Yaradılış miti çoğu kültürde birbirine benzer. Ana noktası ağaçtır her şey bir ağaçtan var olur. Nors efsaneleri de kozmosu ağaç üzerinden tasvirlemişti. Çünkü ağaç kavramı insanlığın varlığına sebep atfetmek için kullanacağı en yegâne varlıktır. Ağaç “yaşam”ın etrafında oluştuğu varlıktı. İnsana nefes ve ateşe güç veren ağaç, mutlak nitelikleriyle insana ilham olmuş tarih boyunca insanoğlunun yarattığı hikayelere şiirlere, mitolojiye kaynaklık etmiştir. Birçok kültürde aynı anlamlar etrafında şekillenen ağaç, İskandinav mitolojisinde yeryüzünün en dip köşelerinden gökyüzünün tüm çevresine dal salan bir varlık olarak rastlarız. Yepyeni ve bambaşka diyarları dallarında yaşatan bu ağaç tüm diyarları birbirine bağlar ve onları şefkatle korur. Yeryüzünün dibinde bulunan üç kökü vardır. Bu kökler karanlıktadır ve karanlık ruhlar bu köklerde bulunur. İlk kökte bilgelik tanrısı Mimir’in bilgelik ve akıl dolu kuyusu ve devlerin diyarı bulunurken ikinci kökte ise kötülük yapan ruhların hapsedildiği, yeraltı tanrıçası Hel’in mahzeni bulunur. Diğer kökte karanlık elfler ile cüceler.

Ağacın yeryüzünde kalan kısmı verimliliği, bolluğu yani “yaşam”ı temsil eder. Dünya tarihindeki anlatılagelmiş hikayelere şöyle bir bakınca, tarihi Truva savaşına sebep olan güzellik yarışmasında Aphrodite’in güzelliğinin altın elma ile taçlandırılmasından tutun Merlin’e kehanet gücünü veren elmadan veya masalların bitişindeki gökten düşen üç elmaya, klasik mekanik bilgisinin geliştiricisi Newton’un kafasına düşen elmaya, teknoloji markası Apple’ın logosuna varana dek yansımış olan meyveden elbette ki temelinde “elma” olarak tahmin edilmiş olan, aslı ağaca dayanan maddedir. Günümüzde hala devam eden geleneklere göre ağaç dallarına dileklerimiz için mendil asar, odunundan ateş yakıp üstünden atlarız.
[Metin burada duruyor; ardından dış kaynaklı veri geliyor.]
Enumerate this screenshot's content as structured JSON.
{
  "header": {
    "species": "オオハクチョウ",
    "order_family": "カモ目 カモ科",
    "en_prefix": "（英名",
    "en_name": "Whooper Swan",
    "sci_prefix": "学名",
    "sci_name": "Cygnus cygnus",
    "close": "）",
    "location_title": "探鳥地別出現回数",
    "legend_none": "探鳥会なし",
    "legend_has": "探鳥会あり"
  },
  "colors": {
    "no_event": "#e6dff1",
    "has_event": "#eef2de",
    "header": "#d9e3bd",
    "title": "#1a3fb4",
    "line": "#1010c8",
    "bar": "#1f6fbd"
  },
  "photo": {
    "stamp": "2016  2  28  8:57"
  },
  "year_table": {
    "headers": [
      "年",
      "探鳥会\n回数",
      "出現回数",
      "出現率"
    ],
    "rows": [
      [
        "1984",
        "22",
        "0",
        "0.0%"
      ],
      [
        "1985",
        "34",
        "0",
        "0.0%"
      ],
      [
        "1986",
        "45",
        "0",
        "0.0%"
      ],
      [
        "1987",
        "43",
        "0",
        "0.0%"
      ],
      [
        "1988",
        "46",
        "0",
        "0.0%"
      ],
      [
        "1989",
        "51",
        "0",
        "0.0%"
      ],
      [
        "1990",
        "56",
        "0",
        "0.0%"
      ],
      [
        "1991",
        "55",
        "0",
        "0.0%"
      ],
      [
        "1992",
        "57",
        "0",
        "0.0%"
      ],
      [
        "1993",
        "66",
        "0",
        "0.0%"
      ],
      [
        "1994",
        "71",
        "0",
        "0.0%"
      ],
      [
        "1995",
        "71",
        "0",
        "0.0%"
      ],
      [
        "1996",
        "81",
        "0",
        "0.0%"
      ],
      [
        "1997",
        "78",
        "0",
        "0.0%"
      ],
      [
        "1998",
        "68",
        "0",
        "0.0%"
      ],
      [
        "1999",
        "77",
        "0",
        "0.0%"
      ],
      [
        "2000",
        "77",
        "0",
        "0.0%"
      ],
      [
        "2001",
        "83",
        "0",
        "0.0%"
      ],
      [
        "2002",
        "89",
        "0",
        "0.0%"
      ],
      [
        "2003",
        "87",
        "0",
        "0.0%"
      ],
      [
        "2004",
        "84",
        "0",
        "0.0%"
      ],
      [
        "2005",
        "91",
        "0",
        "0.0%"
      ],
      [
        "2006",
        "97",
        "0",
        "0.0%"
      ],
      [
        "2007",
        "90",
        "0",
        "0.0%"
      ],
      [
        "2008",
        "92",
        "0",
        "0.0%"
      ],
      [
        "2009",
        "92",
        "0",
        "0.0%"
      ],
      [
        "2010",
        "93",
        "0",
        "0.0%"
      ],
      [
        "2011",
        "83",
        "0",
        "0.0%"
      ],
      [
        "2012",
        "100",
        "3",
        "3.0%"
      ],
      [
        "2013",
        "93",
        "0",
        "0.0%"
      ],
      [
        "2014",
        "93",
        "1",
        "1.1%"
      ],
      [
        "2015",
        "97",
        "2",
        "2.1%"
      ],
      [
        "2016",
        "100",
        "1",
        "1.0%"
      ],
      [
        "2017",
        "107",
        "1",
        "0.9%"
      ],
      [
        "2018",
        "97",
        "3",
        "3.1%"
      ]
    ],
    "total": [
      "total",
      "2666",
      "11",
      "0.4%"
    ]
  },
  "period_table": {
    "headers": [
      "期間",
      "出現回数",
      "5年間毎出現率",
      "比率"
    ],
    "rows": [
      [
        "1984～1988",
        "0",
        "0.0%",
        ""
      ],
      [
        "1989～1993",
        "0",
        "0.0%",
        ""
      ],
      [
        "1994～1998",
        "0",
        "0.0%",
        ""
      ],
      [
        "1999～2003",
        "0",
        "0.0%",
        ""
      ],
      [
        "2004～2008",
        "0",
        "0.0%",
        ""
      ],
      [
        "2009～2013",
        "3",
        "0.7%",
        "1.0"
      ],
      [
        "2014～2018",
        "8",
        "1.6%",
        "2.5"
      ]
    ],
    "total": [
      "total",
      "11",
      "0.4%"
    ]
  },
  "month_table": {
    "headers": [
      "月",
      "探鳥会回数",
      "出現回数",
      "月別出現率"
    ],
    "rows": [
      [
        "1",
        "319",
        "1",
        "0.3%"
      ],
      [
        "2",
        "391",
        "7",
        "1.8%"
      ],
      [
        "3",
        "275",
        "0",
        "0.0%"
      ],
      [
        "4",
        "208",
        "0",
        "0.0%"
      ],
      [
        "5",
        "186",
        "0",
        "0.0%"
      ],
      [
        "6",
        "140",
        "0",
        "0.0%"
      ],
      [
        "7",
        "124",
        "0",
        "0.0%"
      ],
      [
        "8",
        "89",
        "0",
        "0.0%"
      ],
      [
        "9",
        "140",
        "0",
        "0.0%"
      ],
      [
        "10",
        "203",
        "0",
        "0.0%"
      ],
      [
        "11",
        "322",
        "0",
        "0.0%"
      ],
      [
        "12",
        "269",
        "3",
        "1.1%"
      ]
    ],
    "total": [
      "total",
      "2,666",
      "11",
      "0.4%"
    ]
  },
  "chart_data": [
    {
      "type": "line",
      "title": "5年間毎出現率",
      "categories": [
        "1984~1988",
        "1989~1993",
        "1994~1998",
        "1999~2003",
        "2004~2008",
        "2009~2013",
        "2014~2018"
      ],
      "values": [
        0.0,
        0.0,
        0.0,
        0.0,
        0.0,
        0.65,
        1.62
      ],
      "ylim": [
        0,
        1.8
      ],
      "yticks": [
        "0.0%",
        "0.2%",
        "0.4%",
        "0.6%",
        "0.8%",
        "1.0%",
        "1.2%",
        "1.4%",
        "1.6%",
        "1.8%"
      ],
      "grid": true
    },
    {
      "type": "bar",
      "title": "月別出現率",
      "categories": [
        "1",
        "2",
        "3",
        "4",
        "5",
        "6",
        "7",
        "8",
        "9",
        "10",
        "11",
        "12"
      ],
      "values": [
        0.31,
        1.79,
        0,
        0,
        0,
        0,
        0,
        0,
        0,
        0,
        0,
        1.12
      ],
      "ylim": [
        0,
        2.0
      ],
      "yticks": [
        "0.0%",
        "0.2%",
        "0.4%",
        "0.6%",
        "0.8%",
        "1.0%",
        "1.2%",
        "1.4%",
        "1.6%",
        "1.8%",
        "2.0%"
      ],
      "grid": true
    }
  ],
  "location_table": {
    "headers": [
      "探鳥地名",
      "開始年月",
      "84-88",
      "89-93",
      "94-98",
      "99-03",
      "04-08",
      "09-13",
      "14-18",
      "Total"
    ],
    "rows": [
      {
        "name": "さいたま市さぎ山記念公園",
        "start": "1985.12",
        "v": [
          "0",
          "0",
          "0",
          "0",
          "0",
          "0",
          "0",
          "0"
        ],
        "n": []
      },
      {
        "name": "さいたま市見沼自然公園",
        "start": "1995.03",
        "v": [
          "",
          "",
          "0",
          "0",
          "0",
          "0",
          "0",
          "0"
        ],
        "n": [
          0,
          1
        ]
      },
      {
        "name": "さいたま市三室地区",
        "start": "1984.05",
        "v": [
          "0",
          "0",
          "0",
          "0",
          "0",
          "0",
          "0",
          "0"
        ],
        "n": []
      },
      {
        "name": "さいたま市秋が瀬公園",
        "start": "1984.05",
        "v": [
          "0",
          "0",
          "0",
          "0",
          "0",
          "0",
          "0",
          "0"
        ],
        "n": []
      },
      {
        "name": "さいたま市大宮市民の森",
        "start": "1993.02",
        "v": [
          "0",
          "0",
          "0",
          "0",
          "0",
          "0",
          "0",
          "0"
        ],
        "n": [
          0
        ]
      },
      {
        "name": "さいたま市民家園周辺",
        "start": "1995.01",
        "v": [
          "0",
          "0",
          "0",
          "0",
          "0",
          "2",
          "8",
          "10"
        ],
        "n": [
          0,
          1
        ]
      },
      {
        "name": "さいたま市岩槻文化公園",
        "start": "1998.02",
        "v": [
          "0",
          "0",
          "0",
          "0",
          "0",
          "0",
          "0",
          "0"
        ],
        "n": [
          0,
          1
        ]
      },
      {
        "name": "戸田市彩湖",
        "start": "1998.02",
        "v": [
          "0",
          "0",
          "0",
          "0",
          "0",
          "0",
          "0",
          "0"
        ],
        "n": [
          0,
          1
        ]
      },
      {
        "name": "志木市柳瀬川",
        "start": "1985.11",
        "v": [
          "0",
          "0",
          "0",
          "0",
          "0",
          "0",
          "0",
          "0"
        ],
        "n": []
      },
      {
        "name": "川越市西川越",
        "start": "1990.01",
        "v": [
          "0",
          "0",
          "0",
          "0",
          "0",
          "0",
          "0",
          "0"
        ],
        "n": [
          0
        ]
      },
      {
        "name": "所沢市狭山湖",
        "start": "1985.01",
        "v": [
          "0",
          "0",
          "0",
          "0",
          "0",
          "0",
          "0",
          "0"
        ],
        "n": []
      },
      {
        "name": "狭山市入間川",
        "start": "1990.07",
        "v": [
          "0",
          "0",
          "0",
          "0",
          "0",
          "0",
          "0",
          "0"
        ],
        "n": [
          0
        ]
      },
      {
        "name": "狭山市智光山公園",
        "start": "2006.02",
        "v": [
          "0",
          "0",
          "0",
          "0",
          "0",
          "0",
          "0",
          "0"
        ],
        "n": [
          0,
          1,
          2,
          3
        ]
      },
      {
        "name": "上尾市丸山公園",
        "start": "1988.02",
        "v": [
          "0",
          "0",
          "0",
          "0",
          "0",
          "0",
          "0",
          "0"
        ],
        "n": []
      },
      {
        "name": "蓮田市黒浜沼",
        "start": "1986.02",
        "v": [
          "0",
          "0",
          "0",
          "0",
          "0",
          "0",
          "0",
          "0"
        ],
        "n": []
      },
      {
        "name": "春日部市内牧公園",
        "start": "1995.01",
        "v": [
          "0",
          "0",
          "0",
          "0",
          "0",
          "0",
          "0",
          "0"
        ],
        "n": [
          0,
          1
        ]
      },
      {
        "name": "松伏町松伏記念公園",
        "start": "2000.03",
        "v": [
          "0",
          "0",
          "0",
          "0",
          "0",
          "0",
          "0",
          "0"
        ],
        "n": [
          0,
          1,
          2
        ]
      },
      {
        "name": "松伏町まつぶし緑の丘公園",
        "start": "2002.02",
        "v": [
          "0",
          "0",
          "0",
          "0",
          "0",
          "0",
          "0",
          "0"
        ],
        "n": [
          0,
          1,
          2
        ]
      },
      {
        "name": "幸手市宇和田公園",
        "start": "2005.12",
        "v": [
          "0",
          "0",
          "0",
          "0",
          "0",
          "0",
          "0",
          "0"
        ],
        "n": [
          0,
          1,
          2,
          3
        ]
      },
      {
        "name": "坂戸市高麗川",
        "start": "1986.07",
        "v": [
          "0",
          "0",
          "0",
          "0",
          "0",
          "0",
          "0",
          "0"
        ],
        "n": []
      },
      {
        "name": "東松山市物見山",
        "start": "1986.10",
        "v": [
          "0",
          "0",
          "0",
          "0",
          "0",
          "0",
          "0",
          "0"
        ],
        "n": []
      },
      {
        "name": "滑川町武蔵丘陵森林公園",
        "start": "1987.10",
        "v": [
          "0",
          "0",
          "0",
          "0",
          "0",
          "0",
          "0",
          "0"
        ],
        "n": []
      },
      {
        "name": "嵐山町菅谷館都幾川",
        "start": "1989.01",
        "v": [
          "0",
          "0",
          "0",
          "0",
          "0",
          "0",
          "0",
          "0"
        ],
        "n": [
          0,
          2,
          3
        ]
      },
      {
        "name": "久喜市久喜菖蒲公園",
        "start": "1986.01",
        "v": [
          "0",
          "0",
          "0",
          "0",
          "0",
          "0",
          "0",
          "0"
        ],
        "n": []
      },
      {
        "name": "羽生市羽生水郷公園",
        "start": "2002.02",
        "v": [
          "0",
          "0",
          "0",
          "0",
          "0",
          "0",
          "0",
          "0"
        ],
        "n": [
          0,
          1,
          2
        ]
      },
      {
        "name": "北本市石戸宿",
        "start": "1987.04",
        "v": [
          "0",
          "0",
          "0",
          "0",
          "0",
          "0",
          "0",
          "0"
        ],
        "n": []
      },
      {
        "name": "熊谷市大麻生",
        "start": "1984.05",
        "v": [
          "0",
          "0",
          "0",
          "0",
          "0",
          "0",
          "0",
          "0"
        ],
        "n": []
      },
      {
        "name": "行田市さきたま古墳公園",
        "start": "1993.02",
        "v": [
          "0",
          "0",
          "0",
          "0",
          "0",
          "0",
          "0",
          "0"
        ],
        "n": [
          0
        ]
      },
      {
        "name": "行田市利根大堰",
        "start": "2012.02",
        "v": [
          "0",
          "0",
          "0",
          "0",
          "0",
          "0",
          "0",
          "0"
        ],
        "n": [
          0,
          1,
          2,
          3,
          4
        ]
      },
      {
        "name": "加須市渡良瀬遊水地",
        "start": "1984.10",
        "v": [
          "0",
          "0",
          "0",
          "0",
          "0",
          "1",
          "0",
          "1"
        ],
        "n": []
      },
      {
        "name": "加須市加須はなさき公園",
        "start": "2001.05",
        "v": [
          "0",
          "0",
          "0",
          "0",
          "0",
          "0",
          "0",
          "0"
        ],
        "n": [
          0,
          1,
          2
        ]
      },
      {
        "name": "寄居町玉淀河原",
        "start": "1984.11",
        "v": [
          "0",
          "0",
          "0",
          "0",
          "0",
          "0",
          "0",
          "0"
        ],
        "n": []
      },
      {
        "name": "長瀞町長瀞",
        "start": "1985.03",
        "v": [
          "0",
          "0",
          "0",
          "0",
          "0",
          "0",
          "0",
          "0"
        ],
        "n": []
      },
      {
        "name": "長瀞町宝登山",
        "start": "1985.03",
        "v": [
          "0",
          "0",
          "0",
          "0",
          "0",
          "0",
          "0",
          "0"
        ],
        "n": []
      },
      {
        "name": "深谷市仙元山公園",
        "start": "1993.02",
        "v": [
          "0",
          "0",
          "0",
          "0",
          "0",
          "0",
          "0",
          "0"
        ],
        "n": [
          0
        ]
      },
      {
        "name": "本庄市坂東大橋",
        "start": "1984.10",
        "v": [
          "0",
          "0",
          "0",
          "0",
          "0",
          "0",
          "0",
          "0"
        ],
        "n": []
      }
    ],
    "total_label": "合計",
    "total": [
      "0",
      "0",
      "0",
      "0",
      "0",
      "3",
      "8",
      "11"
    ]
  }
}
Aslında pek çok kültürde farklı versiyonlarıyla karşımıza çıkan bu ağaç Hristiyanlıkta Havva’nın yasak elmayı kopardığı “bilgi ağacı” veya Türklerde “hayat ağacı” ile denk düşmekte iken genelde ağaç kültlerinde, köklerde bulunan ve kötüyü temsil eden bir yılan vardır ve böylelikle bu payidar ağaç için bile yaşamak için savaş vermek gerektiğine işaret edilir.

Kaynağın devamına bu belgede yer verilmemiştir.